Gedenken der Opfer von Krieg und Gewalt

Wettmars Ortsbürgermeister Erwin Fette legte einen Kranz am Mahnmal in Wettmar nieder. (Foto: Schröder)

Rege Teilnahme der Bürgerinnen und Bürger trotz strömenden Regens

WETTMAR (r). Der Volkstrauertag findet in der Bundesrepublik Deutschland immer zwei Sonntage vor dem ersten Advent statt. Die Initiative zu diesem sogenannten „Stillen Gedenktag“ ging im Jahr 1952 vom Volksbund Deutsche Kriegsgräberfürsorge aus.
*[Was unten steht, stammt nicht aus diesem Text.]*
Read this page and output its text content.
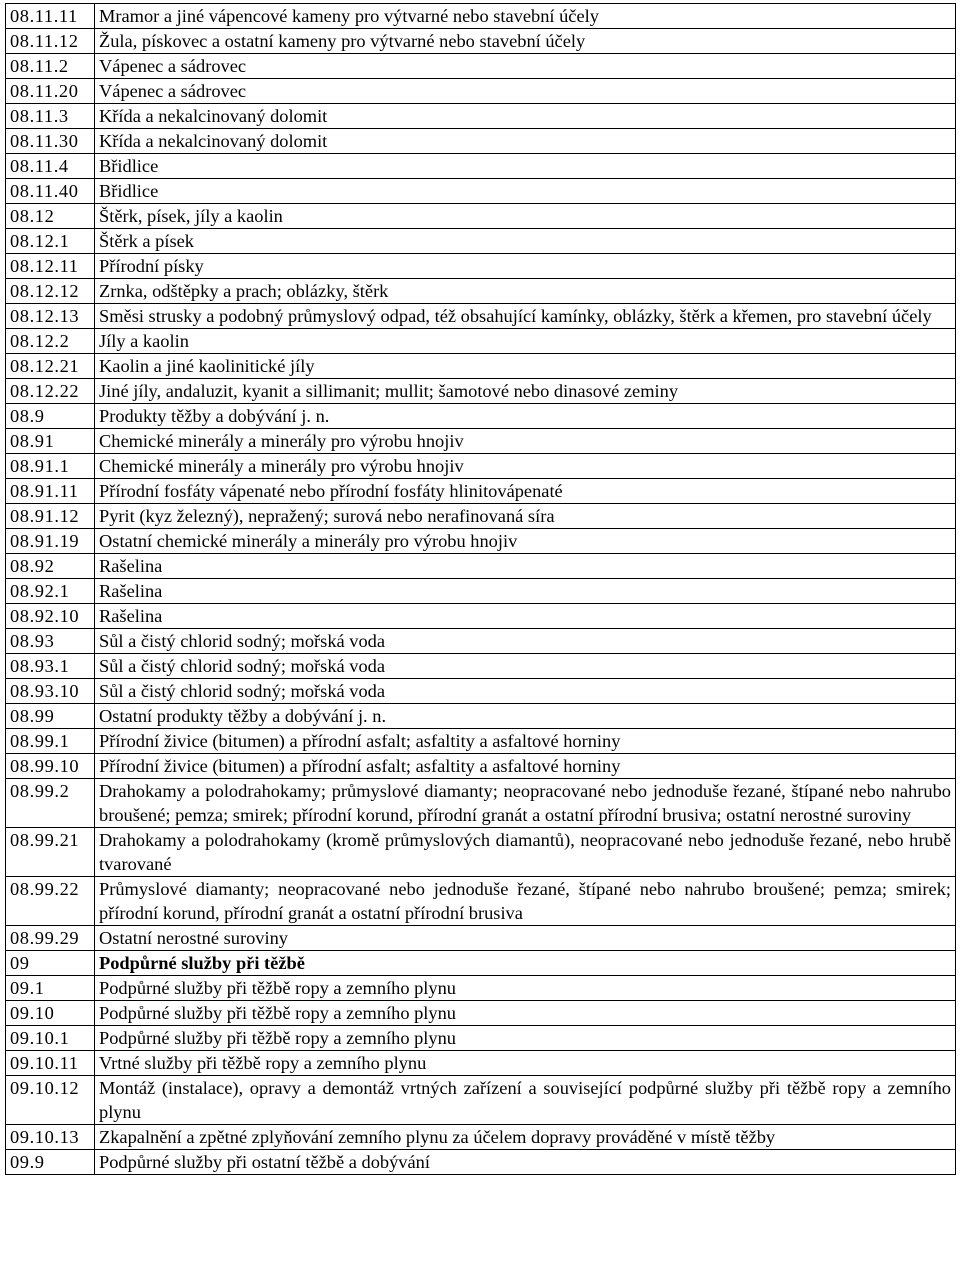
08.11.11	Mramor a jiné vápencové kameny pro výtvarné nebo stavební účely
08.11.12	Žula, pískovec a ostatní kameny pro výtvarné nebo stavební účely
08.11.2	Vápenec a sádrovec
08.11.20	Vápenec a sádrovec
08.11.3	Křída a nekalcinovaný dolomit
08.11.30	Křída a nekalcinovaný dolomit
08.11.4	Břidlice
08.11.40	Břidlice
08.12	Štěrk, písek, jíly a kaolin
08.12.1	Štěrk a písek
08.12.11	Přírodní písky
08.12.12	Zrnka, odštěpky a prach; oblázky, štěrk
08.12.13	Směsi strusky a podobný průmyslový odpad, též obsahující kamínky, oblázky, štěrk a křemen, pro stavební účely
08.12.2	Jíly a kaolin
08.12.21	Kaolin a jiné kaolinitické jíly
08.12.22	Jiné jíly, andaluzit, kyanit a sillimanit; mullit; šamotové nebo dinasové zeminy
08.9	Produkty těžby a dobývání j. n.
08.91	Chemické minerály a minerály pro výrobu hnojiv
08.91.1	Chemické minerály a minerály pro výrobu hnojiv
08.91.11	Přírodní fosfáty vápenaté nebo přírodní fosfáty hlinitovápenaté
08.91.12	Pyrit (kyz železný), nepražený; surová nebo nerafinovaná síra
08.91.19	Ostatní chemické minerály a minerály pro výrobu hnojiv
08.92	Rašelina
08.92.1	Rašelina
08.92.10	Rašelina
08.93	Sůl a čistý chlorid sodný; mořská voda
08.93.1	Sůl a čistý chlorid sodný; mořská voda
08.93.10	Sůl a čistý chlorid sodný; mořská voda
08.99	Ostatní produkty těžby a dobývání j. n.
08.99.1	Přírodní živice (bitumen) a přírodní asfalt; asfaltity a asfaltové horniny
08.99.10	Přírodní živice (bitumen) a přírodní asfalt; asfaltity a asfaltové horniny
08.99.2	Drahokamy a polodrahokamy; průmyslové diamanty; neopracované nebo jednoduše řezané, štípané nebo nahrubo broušené; pemza; smirek; přírodní korund, přírodní granát a ostatní přírodní brusiva; ostatní nerostné suroviny
08.99.21	Drahokamy a polodrahokamy (kromě průmyslových diamantů), neopracované nebo jednoduše řezané, nebo hrubě tvarované
08.99.22	Průmyslové diamanty; neopracované nebo jednoduše řezané, štípané nebo nahrubo broušené; pemza; smirek; přírodní korund, přírodní granát a ostatní přírodní brusiva
08.99.29	Ostatní nerostné suroviny
09	Podpůrné služby při těžbě
09.1	Podpůrné služby při těžbě ropy a zemního plynu
09.10	Podpůrné služby při těžbě ropy a zemního plynu
09.10.1	Podpůrné služby při těžbě ropy a zemního plynu
09.10.11	Vrtné služby při těžbě ropy a zemního plynu
09.10.12	Montáž (instalace), opravy a demontáž vrtných zařízení a související podpůrné služby při těžbě ropy a zemního plynu
09.10.13	Zkapalnění a zpětné zplyňování zemního plynu za účelem dopravy prováděné v místě těžby
09.9	Podpůrné služby při ostatní těžbě a dobývání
An diesem Tag wird seitdem der Toten von Krieg und Gewaltherrschaft gedacht. Am vergangenen Sonntag fanden die Gedenkfeiern in allen Ortsteilen der Stadt Burgwedel statt. In der Ortschaft Wettmar hatten sich die meisten Teilnehmer zuvor in der St. Marcus-Kirche zum Gottesdienst eingefunden. Anschließend zogen alle unter den Klängen des Feuerwehrmusikzuges bei strömendem Regen zum Mahnmal.
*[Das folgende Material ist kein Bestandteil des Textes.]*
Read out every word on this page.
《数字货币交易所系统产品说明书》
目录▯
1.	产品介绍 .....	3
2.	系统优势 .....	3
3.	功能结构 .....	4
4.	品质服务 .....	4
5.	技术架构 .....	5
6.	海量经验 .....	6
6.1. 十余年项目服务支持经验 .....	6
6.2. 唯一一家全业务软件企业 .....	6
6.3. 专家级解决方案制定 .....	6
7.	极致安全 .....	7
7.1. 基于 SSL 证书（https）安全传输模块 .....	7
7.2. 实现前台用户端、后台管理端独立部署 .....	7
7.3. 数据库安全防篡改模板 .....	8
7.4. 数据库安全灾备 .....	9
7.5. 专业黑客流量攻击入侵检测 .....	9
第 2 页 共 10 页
Es war nicht einfach für Ortsbrandmeister Weigt, sich bei Windböen und einem Regen-Graupelgemisch Gehör zu verschaffen. Am Mahnmal hatten sich noch knapp 30 weitere Bürgerinnen und Bürger eingefunden. begann
„An diesem Volkstrauertag würden wir einerseits der vielen gefallenen Soldaten der beiden Weltkriege gedenken. Andererseits gehe es aber auch um die Erinnerung der Leiden der vielen anderen Opfergruppen“, eröffnete Ortsbürgermeister Erwin Fette seine Gedenkrede. Er erinnerte an alle Toten, die dem Rassenwahn der Nazis zum Opfer gefallen sind, an die vielen ermordeten behinderten Menschen, an politische Opfer, Andersdenkende, politische Gegner, bekennende Christen. Dann schlug Fette einen Bogen auch zu den Opfern der Kriege unserer Tage, zu den Opfern des Terrors und zu den Opfern von Hass und Gewalt. „Wir teilen den Schmerz der Leidtragenden. Und wir sehen unsere Verantwortung für den Frieden in aller Welt“, endete der Ortsbürgermeister.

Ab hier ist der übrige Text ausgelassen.